The five most important Bayer medications will generate a minimum of $10.3 billion in combined revenue for the year, said the company, based in Leverkusen, Germany.
The new forecast highlights the way the healthcare business for Bayer has buoyed profit even though the Material Science division has struggled. Profit for the fourth quarter fell unexpectedly and Bayer announced sales for this year would be lower than estimates of analysts.
Bayer shares increased by 0.8% to over 100 euros on Friday morning in Frankfurt after they had dropped by over 1.5% during the first minutes of the trading day.
Bayer fell 2.1% since the start of 2014 through Thursday. It lagged behind the 8.9% by other members of the Europe Pharmaceutical Index.
Earnings for the fourth quarter prior to taxes, interest amortization, depreciation and other special items dropped 3.1%, missing the estimated of analysts.
Swings in currency, in Japan and in emerging markets along with more spending on R&D, hurt company profit for the most recent quarter.
Sales were up 0.3% with about half of that coming from its healthcare unit, which includes animal and consumer health as well as prescription drugs.

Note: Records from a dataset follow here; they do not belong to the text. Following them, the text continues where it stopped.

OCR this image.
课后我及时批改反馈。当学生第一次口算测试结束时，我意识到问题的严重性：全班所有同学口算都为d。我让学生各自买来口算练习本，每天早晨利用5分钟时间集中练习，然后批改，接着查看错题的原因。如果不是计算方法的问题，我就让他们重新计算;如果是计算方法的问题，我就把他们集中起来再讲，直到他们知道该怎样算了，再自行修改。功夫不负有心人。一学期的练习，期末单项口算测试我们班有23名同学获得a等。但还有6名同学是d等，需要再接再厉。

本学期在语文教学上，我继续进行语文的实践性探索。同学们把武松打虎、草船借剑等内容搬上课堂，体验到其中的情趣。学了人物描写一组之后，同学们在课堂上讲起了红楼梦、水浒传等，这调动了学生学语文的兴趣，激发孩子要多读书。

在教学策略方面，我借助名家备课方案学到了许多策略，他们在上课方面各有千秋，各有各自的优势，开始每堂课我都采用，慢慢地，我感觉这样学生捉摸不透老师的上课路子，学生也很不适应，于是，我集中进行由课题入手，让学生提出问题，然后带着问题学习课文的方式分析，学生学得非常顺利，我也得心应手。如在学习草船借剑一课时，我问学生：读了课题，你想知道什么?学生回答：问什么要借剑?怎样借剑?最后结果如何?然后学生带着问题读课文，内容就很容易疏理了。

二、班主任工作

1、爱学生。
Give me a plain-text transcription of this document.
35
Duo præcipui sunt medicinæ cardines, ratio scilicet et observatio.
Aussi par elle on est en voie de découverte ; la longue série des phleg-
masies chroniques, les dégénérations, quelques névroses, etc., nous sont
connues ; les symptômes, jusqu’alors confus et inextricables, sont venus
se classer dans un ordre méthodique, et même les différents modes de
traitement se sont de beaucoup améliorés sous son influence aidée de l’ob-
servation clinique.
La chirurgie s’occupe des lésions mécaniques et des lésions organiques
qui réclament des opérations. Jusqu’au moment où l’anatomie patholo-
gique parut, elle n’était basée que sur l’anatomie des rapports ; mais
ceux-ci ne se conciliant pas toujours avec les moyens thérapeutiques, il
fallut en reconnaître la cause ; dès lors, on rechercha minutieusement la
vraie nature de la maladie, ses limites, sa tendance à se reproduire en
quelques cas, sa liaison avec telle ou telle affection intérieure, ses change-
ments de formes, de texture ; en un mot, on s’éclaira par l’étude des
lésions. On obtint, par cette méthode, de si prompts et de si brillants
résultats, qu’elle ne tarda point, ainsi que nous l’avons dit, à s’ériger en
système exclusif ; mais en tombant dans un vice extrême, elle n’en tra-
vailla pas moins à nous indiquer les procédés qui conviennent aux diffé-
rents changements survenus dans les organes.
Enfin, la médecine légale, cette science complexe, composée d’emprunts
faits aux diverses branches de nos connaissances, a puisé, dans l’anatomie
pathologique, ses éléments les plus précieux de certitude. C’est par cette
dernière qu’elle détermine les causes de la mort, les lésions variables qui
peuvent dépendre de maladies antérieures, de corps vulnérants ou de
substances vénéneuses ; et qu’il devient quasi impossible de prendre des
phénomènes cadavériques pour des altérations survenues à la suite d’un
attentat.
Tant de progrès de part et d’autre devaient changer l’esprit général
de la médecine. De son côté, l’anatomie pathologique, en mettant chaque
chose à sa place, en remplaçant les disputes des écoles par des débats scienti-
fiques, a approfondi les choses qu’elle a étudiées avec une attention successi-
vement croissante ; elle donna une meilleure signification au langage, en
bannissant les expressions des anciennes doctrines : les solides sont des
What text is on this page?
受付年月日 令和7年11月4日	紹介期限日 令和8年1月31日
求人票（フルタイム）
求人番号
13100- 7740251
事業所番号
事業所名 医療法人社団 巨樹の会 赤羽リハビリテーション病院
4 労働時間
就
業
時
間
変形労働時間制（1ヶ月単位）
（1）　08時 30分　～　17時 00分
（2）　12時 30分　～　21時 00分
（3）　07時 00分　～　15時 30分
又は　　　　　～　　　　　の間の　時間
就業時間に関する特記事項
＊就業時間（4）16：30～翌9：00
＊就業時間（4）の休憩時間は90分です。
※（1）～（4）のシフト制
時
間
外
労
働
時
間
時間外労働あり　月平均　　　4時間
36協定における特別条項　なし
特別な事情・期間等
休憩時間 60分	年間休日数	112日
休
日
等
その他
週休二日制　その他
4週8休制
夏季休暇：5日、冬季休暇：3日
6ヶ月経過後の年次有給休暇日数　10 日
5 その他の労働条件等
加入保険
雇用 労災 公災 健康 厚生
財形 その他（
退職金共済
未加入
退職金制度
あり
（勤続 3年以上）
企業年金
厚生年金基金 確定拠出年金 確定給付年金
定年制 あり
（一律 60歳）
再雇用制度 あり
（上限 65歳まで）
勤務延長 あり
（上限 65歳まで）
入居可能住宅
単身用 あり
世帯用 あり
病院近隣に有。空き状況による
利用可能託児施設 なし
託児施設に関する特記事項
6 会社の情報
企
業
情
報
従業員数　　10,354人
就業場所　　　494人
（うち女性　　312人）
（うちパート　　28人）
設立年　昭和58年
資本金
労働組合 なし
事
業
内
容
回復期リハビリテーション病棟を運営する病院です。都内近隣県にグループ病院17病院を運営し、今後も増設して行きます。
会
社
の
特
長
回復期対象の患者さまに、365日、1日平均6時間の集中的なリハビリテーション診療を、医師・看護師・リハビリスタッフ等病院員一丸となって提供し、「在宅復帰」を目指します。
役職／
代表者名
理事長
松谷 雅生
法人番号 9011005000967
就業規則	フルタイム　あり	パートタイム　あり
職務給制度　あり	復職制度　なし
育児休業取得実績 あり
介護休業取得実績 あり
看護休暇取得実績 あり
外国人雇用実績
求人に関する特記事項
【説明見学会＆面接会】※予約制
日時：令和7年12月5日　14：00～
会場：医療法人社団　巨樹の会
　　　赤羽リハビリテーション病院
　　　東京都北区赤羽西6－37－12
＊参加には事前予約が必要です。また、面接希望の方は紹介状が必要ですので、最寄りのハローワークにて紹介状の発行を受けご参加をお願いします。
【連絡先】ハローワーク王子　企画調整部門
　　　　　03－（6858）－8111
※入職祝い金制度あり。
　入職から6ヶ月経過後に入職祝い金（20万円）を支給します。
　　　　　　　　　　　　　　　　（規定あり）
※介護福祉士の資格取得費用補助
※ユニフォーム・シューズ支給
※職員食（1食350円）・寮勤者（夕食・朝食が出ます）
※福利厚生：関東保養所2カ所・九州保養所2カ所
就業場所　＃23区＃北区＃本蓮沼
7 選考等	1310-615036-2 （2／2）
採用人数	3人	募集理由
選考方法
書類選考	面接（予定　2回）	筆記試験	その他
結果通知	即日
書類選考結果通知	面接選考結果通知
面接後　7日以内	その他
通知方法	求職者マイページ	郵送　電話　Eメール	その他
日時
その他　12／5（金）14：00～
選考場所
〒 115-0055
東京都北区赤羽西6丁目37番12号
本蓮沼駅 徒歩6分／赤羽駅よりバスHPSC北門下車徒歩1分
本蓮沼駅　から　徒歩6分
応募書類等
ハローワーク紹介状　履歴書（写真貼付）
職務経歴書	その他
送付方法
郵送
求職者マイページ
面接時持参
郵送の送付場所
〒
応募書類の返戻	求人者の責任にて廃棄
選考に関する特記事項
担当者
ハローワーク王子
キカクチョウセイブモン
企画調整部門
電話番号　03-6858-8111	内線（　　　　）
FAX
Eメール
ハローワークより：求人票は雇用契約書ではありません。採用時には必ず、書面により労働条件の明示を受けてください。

Revenue for the year is projected to be 4.6% higher than in 2013, adjusted for the currencies and the portfolio of the company, said Bayer. Analysts were predicting revenue to be slightly higher.
Sales in Bayer’s Material Science sector, which makes chemicals for different industries such as auto parts and cosmetics, fell by 2.2%.
Sales of Xarelto, the company’s blood thinner, the new drug program’s cornerstone for Bayer, will exceed 3.5 billion euros in 2014. That was up from the previous estimate of just over 2 billion in yearly sales. Analysts have predicted sale of 2.74 billion euros by 2018.
Bayer increased its forecast as well for Eylea its eye drug from just over 1 billion to 1.5 billion euros in sales for the year. Eylea, Xarelto and Xofigo and Stivargara, two cancer drugs had sales in euros of 1.52 billion last year.